Ou então é uma sessão que nós chamamos de atividade,. O que nós fazemos é promover uma atividade lúdica, de disfruto conjunto, acessível a todos que nos visitam, pais, filhos, irmãos, mães, mulheres, netos, avós, voluntários, técnicos, todos. Participamos da mesma atividade, todos temos a oportunidade de nos ajudar, de ser ajudados e de contribuir para algo maior que nós e construir algo juntos.

Todos Café Memória contam com dois elementos da equipa técnica e este par que é responsável por assegurar-se que as sessões aconteçam e se desenrolam da maneira prevista. Ou seja, o nosso papel passa-se por planear, monitorizar a avaliar as sessões. E por gerir essa incrível bolsa de voluntários que todos os meses dá corpo e alma às sessões do Café Memória. Mas o nosso papel está longe de se esgotar aqui. Se eu tivesse que dizer concretamente qual é o meu papel no Café Memória, é facilitar relações, validar sentimentos e emoções. É promover o acesso ao conhecimento, claro e novas competências. Mas muito mais do que isso, é promover a partilha entre os pares e a garantir um ambiente compreensivo, seguro, válido mas descontraído, informal, social e prazeroso. Eu diria, numa frase, que meu papel no Café Memória é continuar a dar esperanças às pessoas de uma forma responsável.

Apesar de não ter objetivos terapêuticos, o Café Memória tem os resultados terapêuticos mais incríveis pelos quais eu já tive a oportunidade de contribuir. Por isso, o balanço que eu faço da minha participação no projeto é francamente positiva e não antecipo que possa diminuir de alguma forma.

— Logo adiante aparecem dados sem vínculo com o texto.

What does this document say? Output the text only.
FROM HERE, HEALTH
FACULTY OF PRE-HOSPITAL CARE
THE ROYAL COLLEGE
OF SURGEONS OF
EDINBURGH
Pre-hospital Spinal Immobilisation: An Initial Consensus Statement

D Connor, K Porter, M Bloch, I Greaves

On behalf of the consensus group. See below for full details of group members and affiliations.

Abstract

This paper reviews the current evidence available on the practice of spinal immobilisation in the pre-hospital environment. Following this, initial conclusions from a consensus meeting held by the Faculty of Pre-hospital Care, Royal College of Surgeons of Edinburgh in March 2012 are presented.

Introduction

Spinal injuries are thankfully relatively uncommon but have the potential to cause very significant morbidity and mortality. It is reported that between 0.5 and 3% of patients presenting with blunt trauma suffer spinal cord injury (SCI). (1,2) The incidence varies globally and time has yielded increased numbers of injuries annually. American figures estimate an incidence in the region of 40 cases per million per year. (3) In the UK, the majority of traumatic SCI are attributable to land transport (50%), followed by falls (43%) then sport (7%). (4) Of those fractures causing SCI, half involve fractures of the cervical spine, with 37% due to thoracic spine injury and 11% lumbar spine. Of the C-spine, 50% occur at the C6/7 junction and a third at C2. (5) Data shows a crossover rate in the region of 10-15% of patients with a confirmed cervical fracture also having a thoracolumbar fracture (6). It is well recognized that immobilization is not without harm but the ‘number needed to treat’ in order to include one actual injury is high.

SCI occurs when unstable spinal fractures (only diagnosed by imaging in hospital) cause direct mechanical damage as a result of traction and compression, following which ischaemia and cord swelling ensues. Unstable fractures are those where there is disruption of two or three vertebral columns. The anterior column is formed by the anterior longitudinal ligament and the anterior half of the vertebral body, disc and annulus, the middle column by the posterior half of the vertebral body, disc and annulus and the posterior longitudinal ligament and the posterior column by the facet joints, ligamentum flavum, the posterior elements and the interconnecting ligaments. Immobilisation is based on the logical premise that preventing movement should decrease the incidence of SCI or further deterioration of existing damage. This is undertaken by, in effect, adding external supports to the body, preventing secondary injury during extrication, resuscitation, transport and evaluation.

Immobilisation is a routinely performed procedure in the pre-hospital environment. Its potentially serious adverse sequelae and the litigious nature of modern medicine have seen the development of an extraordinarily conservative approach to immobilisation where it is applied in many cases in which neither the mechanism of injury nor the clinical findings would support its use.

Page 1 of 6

O que é mais desafiante no seu trabalho enquanto técnico? O que sente no fim de cada sessão?

Um dos maiores desafios é, sem dúvida, lidar com a ausência. Com estas duas ausências: com a ausência de respostas para pessoas que nos procuram, muitas vezes, em momentos muito complicados de suas vidas, em situações de vida muito complexas e que tenham consciência, tal como eu, que o Café Memória não vai resolver todos os seus problemas e que as respostas que elas precisam não existem. E sair da sessão até a sessão seguinte com essa consciência é particularmente desafiante e depois, lidar com a ausência das pessoas, lidar com pessoas com demência é o meu dia a dia, lidar com a ausência destas pessoas não. Nós acompanhamos ao longo destes cinco anos percursos de vida incríveis e percursos de vida difíceis. E claro que já enfrentamos a perda de pessoas a quem nos ligamos no Café Memória, irremediavelmente nós nos ligamos muito uns aos outros e portanto a perda é sentida e lidar com a ausência em alguns momentos chave de algumas pessoas que marcaram muito este projeto e portanto, marcaram muito a minha vida, é claro, sem dúvidas, muito desafiante.